Incidentally, the function I used was:

/* Return an array of all factorials from 1 to n
* in array position 1 to n
*/
var calcFactorials = (function() {

// Remember the factorials calculated so far.
// Minimum initial value is [0].
// but can initialise with as many values as required,
// the more that are supplied the fewer that need
// to be calculated. Below is up to 9!
var result = [0,1,2,6,24,120,720,5040,40320,362880];

return function (n) {

// Only calculate more if haven't already done up to n
if (n > result.length) {
var i = result.length - 1;
var p = result || 1;

while (i++ < n) {
p = i * p;
result = p;
}
return result;

// If already calcuated up to n, just return those
} else {
return result.slice(0, ++n);
}
}
}());

/* Calculate how many permutations of any length can be
* generated from a set of n unique terms.
* Requires calcFatorials function.
*/
function numberOfPermutations(n) {
if (n < 1) return 0;
var facs = calcFactorials(n); // Array of factorials
var c = facs[n]; // c = n!
var r = c; // r = n!

while (--n) {
r += c / facs[n];
}
return r;
}

 

[Scott Sauyet]

I make it about 2.71828 times larger.  Unless I've gone wrong, if P(N)
is the number of permutations of all sub-strings of a string of length
N, then the ratio P(N)/N! tends to e as N increases.  I suppose it would
be "natural" to call that one order of magnitude, but not several.

I don't know how to write the equation properly, but it's:

  n! + n!/(n-1)! + n!/(n-2)! + ... + n!/1!

which is about 1.389e21 for 21 characters[1] compared to 2.433e18 for
20! so about 1,000 times larger (which I count as 3 orders of
magnitude).

That's a different question. The number of permutations of 21
characters is very different from the number of permutations of up to
20 characters.

That ratio, as Ben said, approaches Euler's constant, e, approximately
2.718281828459045. (Hence the joke about "natural", as e is the base
of the "natural logarithms.)

From your functions, it's simply the ratio

numberOfPermutations(20) / calcFactorials(20)[20]

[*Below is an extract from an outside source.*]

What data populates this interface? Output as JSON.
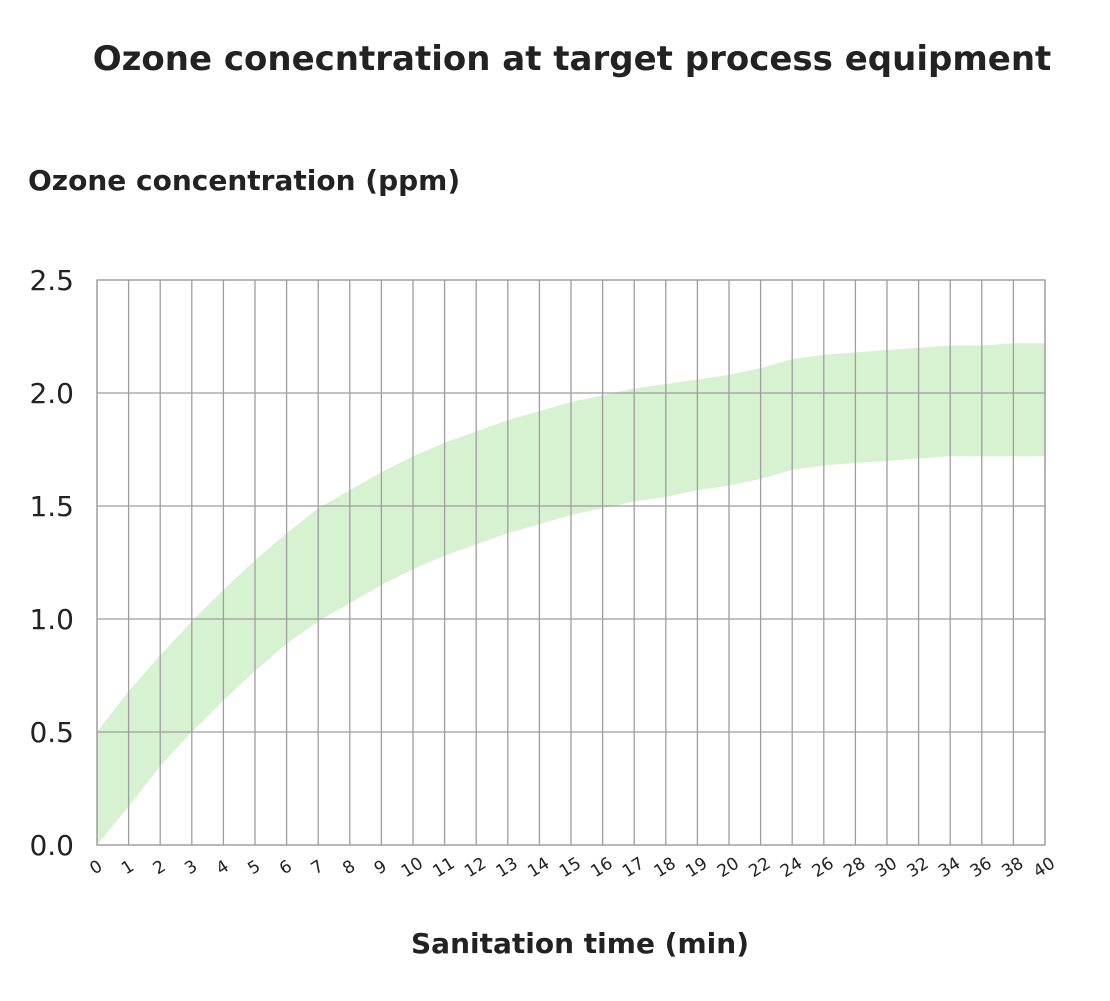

BTW, in your calcFactorials function, you start with this:

var result = [0,1,2,6,24,120,720,5040,40320,362880];

but the factorial of 0 is for numerous good reasons generally taken to
be 1.

-- Scott

 

[RobG]

I don't know how to write the equation properly, but it's:

  n! + n!/(n-1)! + n!/(n-2)! + ... + n!/1!

which is about 1.389e21 for 21 characters[1] compared to 2.433e18 for
20! so about 1,000 times larger (which I count as 3 orders of
magnitude).

That's a different question.  The number of permutations of 21
characters is very different from the number of permutations of up to
20 characters.

That ratio, as Ben said, approaches Euler's constant, e, approximately
2.718281828459045.  (Hence the joke about "natural", as e is the base
of the "natural logarithms.)

From your functions, it's simply the ratio

    numberOfPermutations(20) / calcFactorials(20)[20]

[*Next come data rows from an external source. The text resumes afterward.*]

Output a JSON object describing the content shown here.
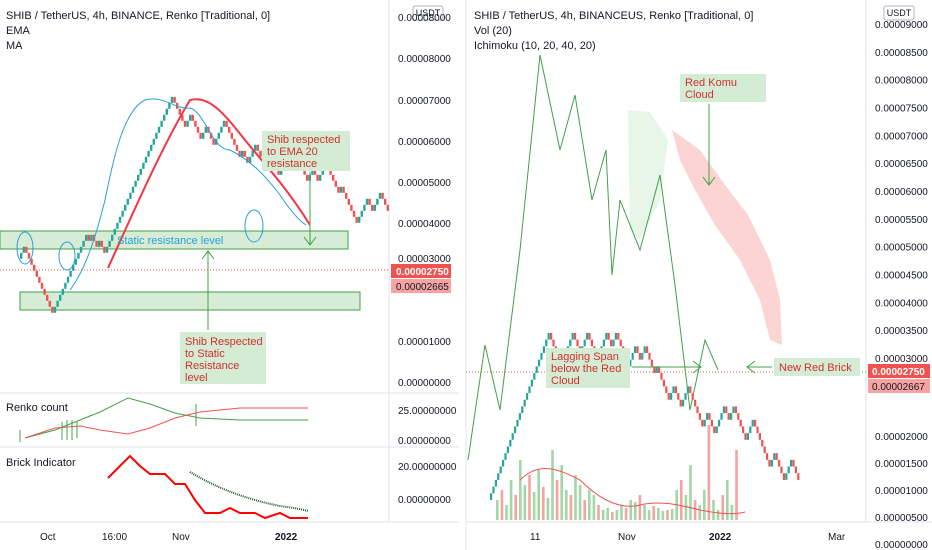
{
  "colors": {
    "up": "#26a69a",
    "down": "#ef5350",
    "ema": "#2a9fd6",
    "ma": "#f23645",
    "lagging": "#43a047",
    "zone_fill": "#c8e6c9",
    "zone_stroke": "#43a047",
    "note_fill": "#d4ecd4",
    "note_text": "#d32f2f",
    "price_tag": "#ef5350",
    "price_tag_light": "#f7a3a2"
  },
  "left": {
    "header": {
      "title": "SHIB / TetherUS, 4h, BINANCE, Renko [Traditional, 0]",
      "indicator_1": "EMA",
      "indicator_2": "MA"
    },
    "currency_badge": "USDT",
    "price_axis": [
      "0.00008000",
      "0.00007000",
      "0.00006000",
      "0.00005000",
      "0.00004000",
      "0.00003000",
      "0.00001000",
      "0.00000000"
    ],
    "price_tag_current": "0.00002750",
    "price_tag_prev": "0.00002665",
    "zone_label": "Static resistance level",
    "note_ema": "Shib respected to EMA 20 resistance",
    "note_static": "Shib Respected to Static Resistance level",
    "renko_count": {
      "title": "Renko count",
      "axis": [
        "25.00000000",
        "0.00000000"
      ]
    },
    "brick_indicator": {
      "title": "Brick Indicator",
      "axis": [
        "20.00000000",
        "0.00000000"
      ]
    },
    "time_axis": [
      "Oct",
      "16:00",
      "Nov",
      "2022"
    ]
  },
  "right": {
    "header": {
      "title": "SHIB / TetherUS, 4h, BINANCEUS, Renko [Traditional, 0]",
      "indicator_1": "Vol (20)",
      "indicator_2": "Ichimoku (10, 20, 40, 20)"
    },
    "currency_badge": "USDT",
    "price_axis": [
      "0.00009000",
      "0.00008500",
      "0.00008000",
      "0.00007500",
      "0.00007000",
      "0.00006500",
      "0.00006000",
      "0.00005500",
      "0.00005000",
      "0.00004500",
      "0.00004000",
      "0.00003500",
      "0.00003000",
      "0.00002000",
      "0.00001500",
      "0.00001000",
      "0.00000500",
      "0.00000000"
    ],
    "price_tag_current": "0.00002750",
    "price_tag_prev": "0.00002667",
    "note_cloud": "Red Komu Cloud",
    "note_lagging": "Lagging Span below the Red Cloud",
    "note_brick": "New Red Brick",
    "time_axis": [
      "11",
      "Nov",
      "2022",
      "Mar"
    ]
  },
  "chart_data": [
    {
      "type": "renko",
      "title": "SHIB / TetherUS, 4h, BINANCE, Renko [Traditional, 0]",
      "brick_size": 1.5e-06,
      "series": [
        {
          "name": "Renko",
          "bricks": [
            2,
            -11,
            13,
            -1,
            1,
            -2,
            1,
            -2,
            3,
            23,
            -5,
            2,
            -4,
            2,
            -3,
            4,
            -6,
            1,
            -2,
            3,
            -2,
            2,
            -5,
            4,
            -1,
            1,
            -5,
            2,
            -2,
            3,
            -5,
            1,
            -6,
            4,
            -2,
            3,
            -3
          ]
        },
        {
          "name": "EMA"
        },
        {
          "name": "MA"
        }
      ],
      "annotations": [
        "Static resistance level",
        "Shib respected to EMA 20 resistance",
        "Shib Respected to Static Resistance level"
      ],
      "yaxis_ticks": [
        8e-05,
        7e-05,
        6e-05,
        5e-05,
        4e-05,
        3e-05,
        1e-05,
        0.0
      ],
      "last_price": 2.75e-05
    },
    {
      "type": "renko",
      "title": "SHIB / TetherUS, 4h, BINANCEUS, Renko [Traditional, 0]",
      "brick_size": 1.2e-06,
      "series": [
        {
          "name": "Renko",
          "bricks": [
            25,
            -5,
            5,
            -3,
            3,
            -4,
            4,
            -2,
            2,
            -5,
            3,
            -2,
            2,
            -4,
            1,
            -5,
            2,
            -3,
            3,
            -6,
            2,
            -3,
            4,
            -2,
            2,
            -5,
            3,
            -7,
            2,
            -4,
            3,
            -3
          ]
        },
        {
          "name": "Vol (20)"
        },
        {
          "name": "Ichimoku (10, 20, 40, 20)"
        }
      ],
      "annotations": [
        "Red Komu Cloud",
        "Lagging Span below the Red Cloud",
        "New Red Brick"
      ],
      "yaxis_ticks": [
        9e-05,
        8.5e-05,
        8e-05,
        7.5e-05,
        7e-05,
        6.5e-05,
        6e-05,
        5.5e-05,
        5e-05,
        4.5e-05,
        4e-05,
        3.5e-05,
        3e-05,
        2e-05,
        1.5e-05,
        1e-05,
        5e-06,
        0.0
      ],
      "last_price": 2.75e-05
    }
  ]
}
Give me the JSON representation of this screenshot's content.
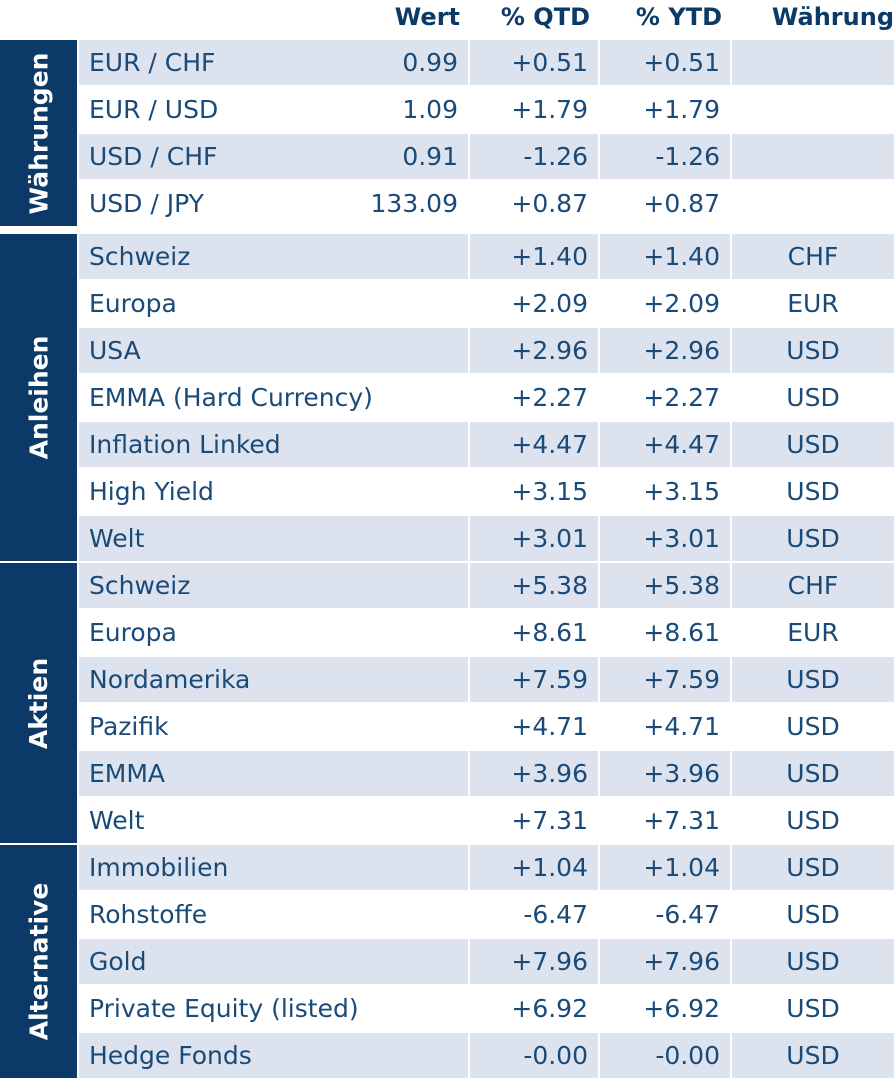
{
  "header": {
    "wert": "Wert",
    "qtd": "% QTD",
    "ytd": "% YTD",
    "currency": "Währung"
  },
  "groups": [
    {
      "label": "Währungen",
      "rows": [
        {
          "name": "EUR / CHF",
          "wert": "0.99",
          "qtd": "+0.51",
          "ytd": "+0.51",
          "cur": ""
        },
        {
          "name": "EUR / USD",
          "wert": "1.09",
          "qtd": "+1.79",
          "ytd": "+1.79",
          "cur": ""
        },
        {
          "name": "USD / CHF",
          "wert": "0.91",
          "qtd": "-1.26",
          "ytd": "-1.26",
          "cur": ""
        },
        {
          "name": "USD / JPY",
          "wert": "133.09",
          "qtd": "+0.87",
          "ytd": "+0.87",
          "cur": ""
        }
      ]
    },
    {
      "label": "Anleihen",
      "rows": [
        {
          "name": "Schweiz",
          "wert": "",
          "qtd": "+1.40",
          "ytd": "+1.40",
          "cur": "CHF"
        },
        {
          "name": "Europa",
          "wert": "",
          "qtd": "+2.09",
          "ytd": "+2.09",
          "cur": "EUR"
        },
        {
          "name": "USA",
          "wert": "",
          "qtd": "+2.96",
          "ytd": "+2.96",
          "cur": "USD"
        },
        {
          "name": "EMMA (Hard Currency)",
          "wert": "",
          "qtd": "+2.27",
          "ytd": "+2.27",
          "cur": "USD"
        },
        {
          "name": "Inflation Linked",
          "wert": "",
          "qtd": "+4.47",
          "ytd": "+4.47",
          "cur": "USD"
        },
        {
          "name": "High Yield",
          "wert": "",
          "qtd": "+3.15",
          "ytd": "+3.15",
          "cur": "USD"
        },
        {
          "name": "Welt",
          "wert": "",
          "qtd": "+3.01",
          "ytd": "+3.01",
          "cur": "USD"
        }
      ]
    },
    {
      "label": "Aktien",
      "rows": [
        {
          "name": "Schweiz",
          "wert": "",
          "qtd": "+5.38",
          "ytd": "+5.38",
          "cur": "CHF"
        },
        {
          "name": "Europa",
          "wert": "",
          "qtd": "+8.61",
          "ytd": "+8.61",
          "cur": "EUR"
        },
        {
          "name": "Nordamerika",
          "wert": "",
          "qtd": "+7.59",
          "ytd": "+7.59",
          "cur": "USD"
        },
        {
          "name": "Pazifik",
          "wert": "",
          "qtd": "+4.71",
          "ytd": "+4.71",
          "cur": "USD"
        },
        {
          "name": "EMMA",
          "wert": "",
          "qtd": "+3.96",
          "ytd": "+3.96",
          "cur": "USD"
        },
        {
          "name": "Welt",
          "wert": "",
          "qtd": "+7.31",
          "ytd": "+7.31",
          "cur": "USD"
        }
      ]
    },
    {
      "label": "Alternative",
      "rows": [
        {
          "name": "Immobilien",
          "wert": "",
          "qtd": "+1.04",
          "ytd": "+1.04",
          "cur": "USD"
        },
        {
          "name": "Rohstoffe",
          "wert": "",
          "qtd": "-6.47",
          "ytd": "-6.47",
          "cur": "USD"
        },
        {
          "name": "Gold",
          "wert": "",
          "qtd": "+7.96",
          "ytd": "+7.96",
          "cur": "USD"
        },
        {
          "name": "Private Equity (listed)",
          "wert": "",
          "qtd": "+6.92",
          "ytd": "+6.92",
          "cur": "USD"
        },
        {
          "name": "Hedge Fonds",
          "wert": "",
          "qtd": "-0.00",
          "ytd": "-0.00",
          "cur": "USD"
        }
      ]
    }
  ]
}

I miscounted the places earlier:

21! = 5.1,09e19
x = 1.389e20

where x is the number of all permutations up to and including 21. And
yes, the ration is pretty close to 2.7 so my bad for guessing when I
should have made sure. Anyhow, they are all stupidly large numbers
where each represents s sequence of calculations.

BTW, in your calcFactorials function, you start with this:

  var result = [0,1,2,6,24,120,720,5040,40320,362880];

but the factorial of 0 is for numerous good reasons generally taken to
be 1.

Thanks, I'll fix that. It also tidies up some of my other calcs.

 

[Dr J R Stockton]

In comp.lang.javascript message <6a56e84f-3236-4485-a226-31d85de9818c@j1
4g2000prn.googlegroups.com>, Thu, 23 Jun 2011 01:58:53, RobG

1. Javascript can calculate the value for 19 (330,665,665,962,404,000
say 3.307e17) or 21 (138,879,579,704,209,670,000 say 1.389e21)
characters, but not 20. I could get a bigInt library onto it, but I
don't really care *that* much.

<http://www.merlyn.demon.co.uk/js-maths.htm#BF> gives, in under a minute
I think, 1e9! = 9.901322510555822e8565705522 - note the 'e'. My
longcalc.exe gets rather slow by 10000!, but it is exact.